Bravant les frappes aériennes et les tirs de snipers israéliens, elle a continué à fuir vers une zone sans cesse plus réduite de l’enclave côtière, avec un seul espoir en tête : survivre à l’assaut israélien.
Mais après cent jours de terreur, Yara Waheidi confie avoir pris conscience que son sort allait probablement s’aggraver, car le conflit prolongé ne semble pas près de s’achever.
« Lorsque nous avons décidé d’évacuer, j’ai pris un petit sac avec quelques vêtements légers pour mes enfants », explique Yara Waheidi, 39 ans, à Middle East Eye.
« Nous étions encore en automne et, à Gaza, nous commençons à revêtir des vêtements épais et chaud à partir de la mi-décembre. Je pensais que nous n’en aurions pas besoin parce que la guerre ne durerait pas au-delà du mois d’octobre. »
« Mais le mois d’octobre est passé, le mois de novembre est passé, le mois de décembre est passé, et maintenant nous sommes en janvier. Même dans mon pire cauchemar, je n’aurais jamais imaginé que nous aurions été déplacés aussi longtemps. »

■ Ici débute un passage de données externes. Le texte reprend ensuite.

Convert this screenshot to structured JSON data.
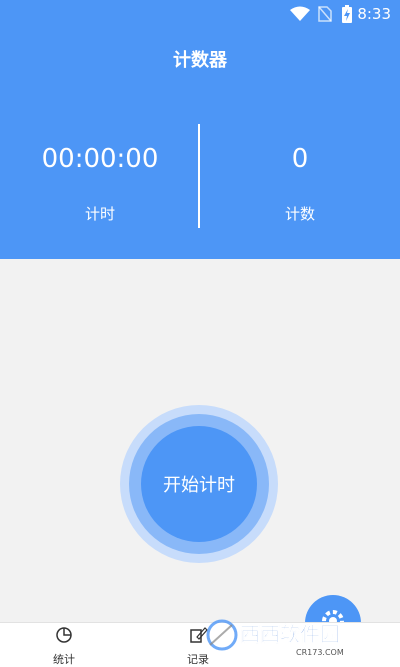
{
  "status_bar": {
    "time": "8:33"
  },
  "header": {
    "title": "计数器",
    "timer": {
      "value": "00:00:00",
      "label": "计时"
    },
    "counter": {
      "value": "0",
      "label": "计数"
    }
  },
  "main": {
    "start_button_label": "开始计时"
  },
  "tabs": [
    {
      "label": "统计",
      "icon": "pie-chart-icon"
    },
    {
      "label": "记录",
      "icon": "edit-icon"
    }
  ],
  "watermark": {
    "text": "西西软件园",
    "sub": "CR173.COM"
  },
  "colors": {
    "primary": "#4d96f6",
    "background": "#f2f2f2"
  }
}
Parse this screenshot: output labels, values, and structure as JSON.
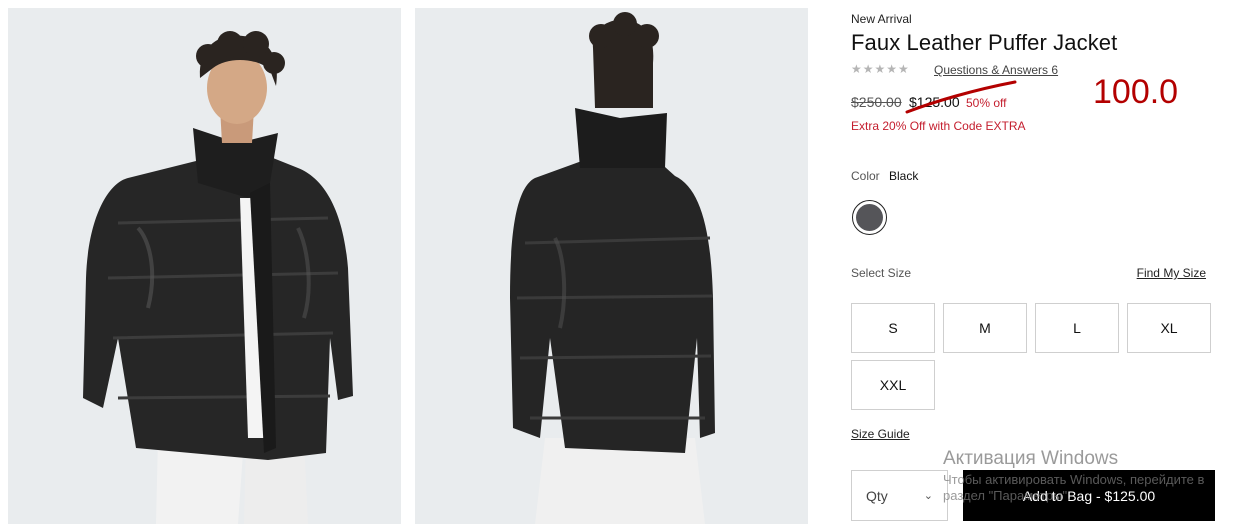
{
  "product": {
    "badge": "New Arrival",
    "title": "Faux Leather Puffer Jacket",
    "stars": "★★★★★",
    "qa_link": "Questions & Answers 6",
    "price_original": "$250.00",
    "price_sale": "$125.00",
    "discount": "50% off",
    "promo": "Extra 20% Off with Code EXTRA",
    "overlay_value": "100.0"
  },
  "color": {
    "label": "Color",
    "value": "Black",
    "swatch_hex": "#555559"
  },
  "size": {
    "label": "Select Size",
    "find_link": "Find My Size",
    "options": [
      "S",
      "M",
      "L",
      "XL",
      "XXL"
    ],
    "guide_link": "Size Guide"
  },
  "purchase": {
    "qty_label": "Qty",
    "add_to_bag": "Add to Bag - $125.00"
  },
  "activation": {
    "title": "Активация Windows",
    "subtitle": "Чтобы активировать Windows, перейдите в раздел \"Параметры\"."
  },
  "colors": {
    "sale_red": "#c41e2e",
    "overlay_red": "#b30000",
    "image_bg": "#e9ecee"
  }
}
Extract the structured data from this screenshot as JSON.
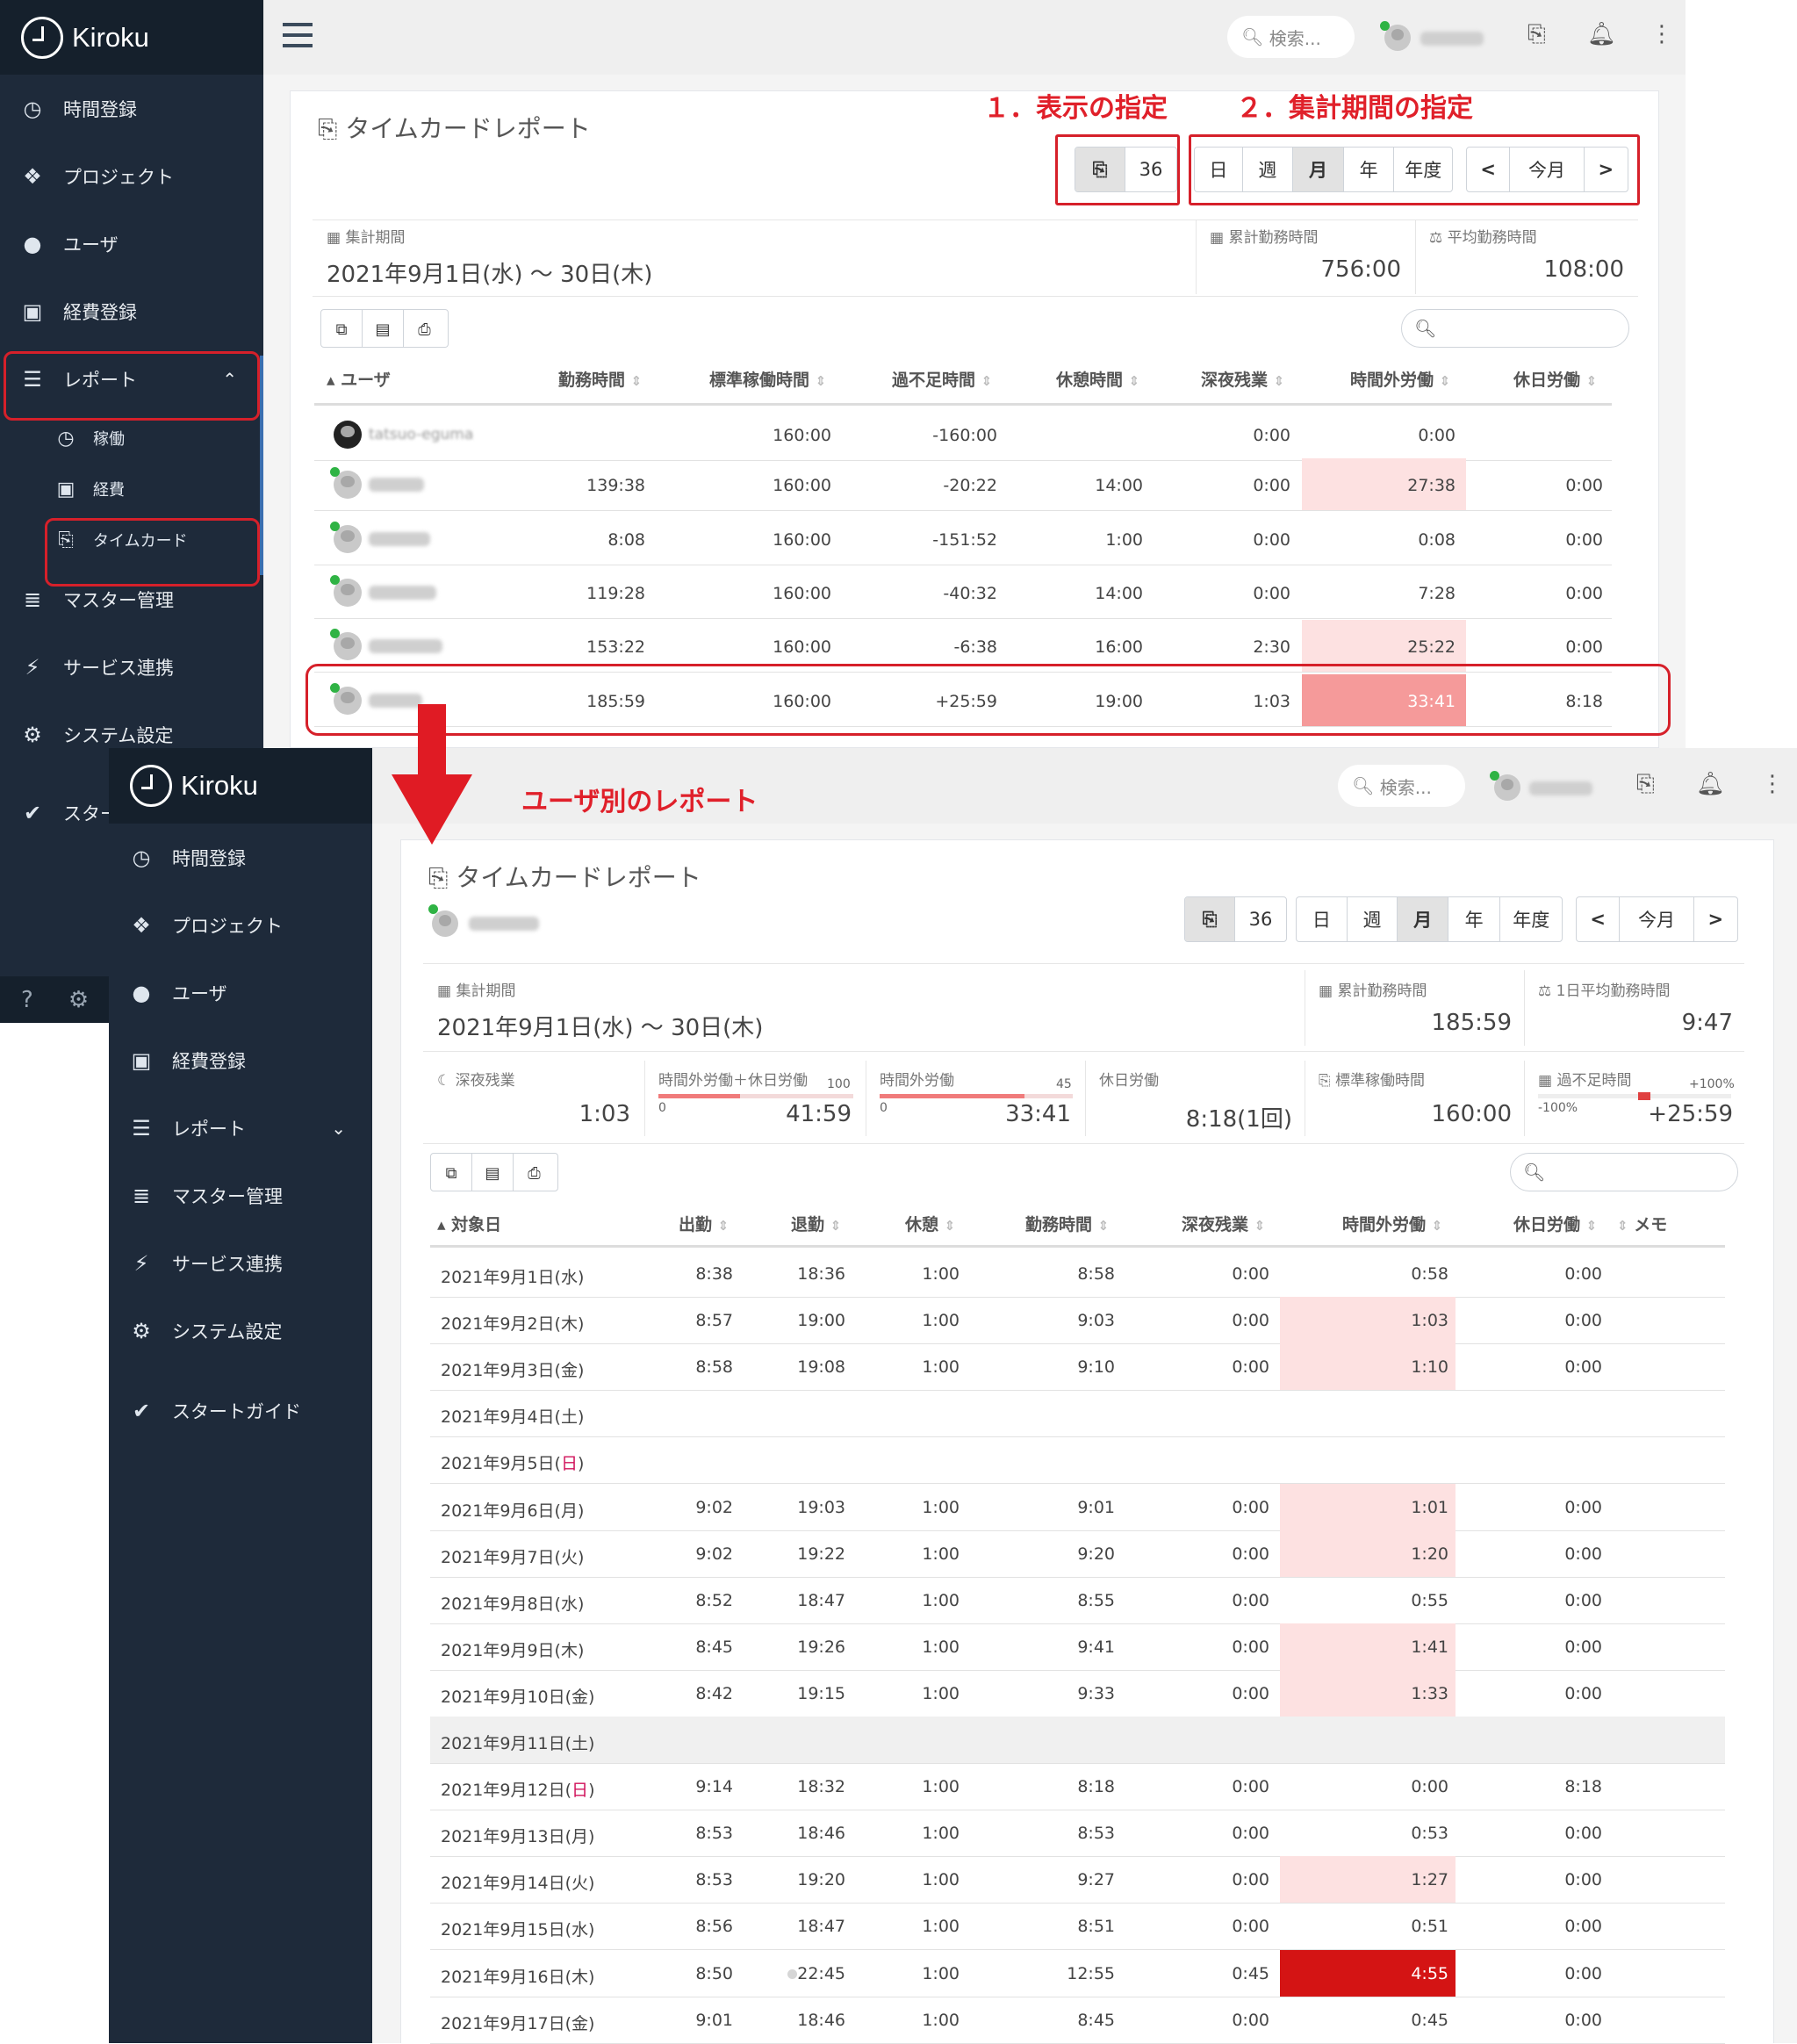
{
  "app": {
    "brand": "Kiroku"
  },
  "sidebar1": {
    "items": [
      {
        "label": "時間登録"
      },
      {
        "label": "プロジェクト"
      },
      {
        "label": "ユーザ"
      },
      {
        "label": "経費登録"
      },
      {
        "label": "レポート"
      },
      {
        "label": "マスター管理"
      },
      {
        "label": "サービス連携"
      },
      {
        "label": "システム設定"
      },
      {
        "label": "スタートガイド"
      }
    ],
    "sub_items": [
      {
        "label": "稼働"
      },
      {
        "label": "経費"
      },
      {
        "label": "タイムカード"
      }
    ],
    "footer": {
      "help": "?",
      "settings": "⚙"
    }
  },
  "sidebar2": {
    "items": [
      {
        "label": "時間登録"
      },
      {
        "label": "プロジェクト"
      },
      {
        "label": "ユーザ"
      },
      {
        "label": "経費登録"
      },
      {
        "label": "レポート"
      },
      {
        "label": "マスター管理"
      },
      {
        "label": "サービス連携"
      },
      {
        "label": "システム設定"
      },
      {
        "label": "スタートガイド"
      }
    ]
  },
  "topbar": {
    "search_placeholder": "検索..."
  },
  "annotations": {
    "display": "１．表示の指定",
    "period": "２．集計期間の指定",
    "user_report": "ユーザ別のレポート"
  },
  "report1": {
    "title": "タイムカードレポート",
    "view_count": "36",
    "period_buttons": [
      "日",
      "週",
      "月",
      "年",
      "年度"
    ],
    "active_period": "月",
    "today_label": "今月",
    "stats": {
      "period_label": "集計期間",
      "period_value": "2021年9月1日(水) 〜 30日(木)",
      "total_label": "累計勤務時間",
      "total_value": "756:00",
      "avg_label": "平均勤務時間",
      "avg_value": "108:00"
    },
    "headers": [
      "ユーザ",
      "勤務時間",
      "標準稼働時間",
      "過不足時間",
      "休憩時間",
      "深夜残業",
      "時間外労働",
      "休日労働"
    ],
    "rows": [
      {
        "name": "tatsuo-eguma",
        "work": "",
        "std": "160:00",
        "diff": "-160:00",
        "rest": "",
        "night": "0:00",
        "ot": "0:00",
        "holiday": ""
      },
      {
        "name": "",
        "work": "139:38",
        "std": "160:00",
        "diff": "-20:22",
        "rest": "14:00",
        "night": "0:00",
        "ot": "27:38",
        "holiday": "0:00"
      },
      {
        "name": "",
        "work": "8:08",
        "std": "160:00",
        "diff": "-151:52",
        "rest": "1:00",
        "night": "0:00",
        "ot": "0:08",
        "holiday": "0:00"
      },
      {
        "name": "",
        "work": "119:28",
        "std": "160:00",
        "diff": "-40:32",
        "rest": "14:00",
        "night": "0:00",
        "ot": "7:28",
        "holiday": "0:00"
      },
      {
        "name": "",
        "work": "153:22",
        "std": "160:00",
        "diff": "-6:38",
        "rest": "16:00",
        "night": "2:30",
        "ot": "25:22",
        "holiday": "0:00"
      },
      {
        "name": "",
        "work": "185:59",
        "std": "160:00",
        "diff": "+25:59",
        "rest": "19:00",
        "night": "1:03",
        "ot": "33:41",
        "holiday": "8:18"
      }
    ]
  },
  "report2": {
    "title": "タイムカードレポート",
    "view_count": "36",
    "period_buttons": [
      "日",
      "週",
      "月",
      "年",
      "年度"
    ],
    "active_period": "月",
    "today_label": "今月",
    "stats": {
      "period_label": "集計期間",
      "period_value": "2021年9月1日(水) 〜 30日(木)",
      "total_label": "累計勤務時間",
      "total_value": "185:59",
      "avg_label": "1日平均勤務時間",
      "avg_value": "9:47"
    },
    "stats2": {
      "night_label": "深夜残業",
      "night_value": "1:03",
      "otplus_label": "時間外労働＋休日労働",
      "otplus_max": "100",
      "otplus_min": "0",
      "otplus_value": "41:59",
      "otplus_fraction": 0.42,
      "ot_label": "時間外労働",
      "ot_max": "45",
      "ot_min": "0",
      "ot_value": "33:41",
      "ot_fraction": 0.75,
      "holiday_label": "休日労働",
      "holiday_value": "8:18(1回)",
      "std_label": "標準稼働時間",
      "std_value": "160:00",
      "diff_label": "過不足時間",
      "diff_max": "+100%",
      "diff_min": "-100%",
      "diff_value": "+25:59"
    },
    "headers": [
      "対象日",
      "出勤",
      "退勤",
      "休憩",
      "勤務時間",
      "深夜残業",
      "時間外労働",
      "休日労働",
      "メモ"
    ],
    "rows": [
      {
        "date": "2021年9月1日(水)",
        "in": "8:38",
        "out": "18:36",
        "rest": "1:00",
        "work": "8:58",
        "night": "0:00",
        "ot": "0:58",
        "holiday": "0:00"
      },
      {
        "date": "2021年9月2日(木)",
        "in": "8:57",
        "out": "19:00",
        "rest": "1:00",
        "work": "9:03",
        "night": "0:00",
        "ot": "1:03",
        "holiday": "0:00"
      },
      {
        "date": "2021年9月3日(金)",
        "in": "8:58",
        "out": "19:08",
        "rest": "1:00",
        "work": "9:10",
        "night": "0:00",
        "ot": "1:10",
        "holiday": "0:00"
      },
      {
        "date": "2021年9月4日(土)",
        "in": "",
        "out": "",
        "rest": "",
        "work": "",
        "night": "",
        "ot": "",
        "holiday": ""
      },
      {
        "date": "2021年9月5日(日)",
        "in": "",
        "out": "",
        "rest": "",
        "work": "",
        "night": "",
        "ot": "",
        "holiday": ""
      },
      {
        "date": "2021年9月6日(月)",
        "in": "9:02",
        "out": "19:03",
        "rest": "1:00",
        "work": "9:01",
        "night": "0:00",
        "ot": "1:01",
        "holiday": "0:00"
      },
      {
        "date": "2021年9月7日(火)",
        "in": "9:02",
        "out": "19:22",
        "rest": "1:00",
        "work": "9:20",
        "night": "0:00",
        "ot": "1:20",
        "holiday": "0:00"
      },
      {
        "date": "2021年9月8日(水)",
        "in": "8:52",
        "out": "18:47",
        "rest": "1:00",
        "work": "8:55",
        "night": "0:00",
        "ot": "0:55",
        "holiday": "0:00"
      },
      {
        "date": "2021年9月9日(木)",
        "in": "8:45",
        "out": "19:26",
        "rest": "1:00",
        "work": "9:41",
        "night": "0:00",
        "ot": "1:41",
        "holiday": "0:00"
      },
      {
        "date": "2021年9月10日(金)",
        "in": "8:42",
        "out": "19:15",
        "rest": "1:00",
        "work": "9:33",
        "night": "0:00",
        "ot": "1:33",
        "holiday": "0:00"
      },
      {
        "date": "2021年9月11日(土)",
        "in": "",
        "out": "",
        "rest": "",
        "work": "",
        "night": "",
        "ot": "",
        "holiday": ""
      },
      {
        "date": "2021年9月12日(日)",
        "in": "9:14",
        "out": "18:32",
        "rest": "1:00",
        "work": "8:18",
        "night": "0:00",
        "ot": "0:00",
        "holiday": "8:18"
      },
      {
        "date": "2021年9月13日(月)",
        "in": "8:53",
        "out": "18:46",
        "rest": "1:00",
        "work": "8:53",
        "night": "0:00",
        "ot": "0:53",
        "holiday": "0:00"
      },
      {
        "date": "2021年9月14日(火)",
        "in": "8:53",
        "out": "19:20",
        "rest": "1:00",
        "work": "9:27",
        "night": "0:00",
        "ot": "1:27",
        "holiday": "0:00"
      },
      {
        "date": "2021年9月15日(水)",
        "in": "8:56",
        "out": "18:47",
        "rest": "1:00",
        "work": "8:51",
        "night": "0:00",
        "ot": "0:51",
        "holiday": "0:00"
      },
      {
        "date": "2021年9月16日(木)",
        "in": "8:50",
        "out": "22:45",
        "rest": "1:00",
        "work": "12:55",
        "night": "0:45",
        "ot": "4:55",
        "holiday": "0:00"
      },
      {
        "date": "2021年9月17日(金)",
        "in": "9:01",
        "out": "18:46",
        "rest": "1:00",
        "work": "8:45",
        "night": "0:00",
        "ot": "0:45",
        "holiday": "0:00"
      }
    ]
  },
  "colors": {
    "sidebar": "#1e2a3a",
    "highlight_light": "#fde1e1",
    "highlight_mid": "#f59a9a",
    "highlight_strong": "#d41414",
    "annotation": "#e0202a"
  }
}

« Pour le monde, ce sont cent jours. Pour nous, cela ressemble à cent ans »
- Lamia Saqqa, déplacée
Yara Waheidi indique qu’elle envisage à présent de fuir à nouveau, car Israël intensifie ses frappes aériennes et son offensive terrestre dans les quartiers adjacents à celui où elle a trouvé refuge.
« Je n’arrive pas à croire qu’après cent jours, nous en soyons toujours à parler de trouver un abri, de savoir où aller et de déterminer quel est l’endroit le plus sûr. »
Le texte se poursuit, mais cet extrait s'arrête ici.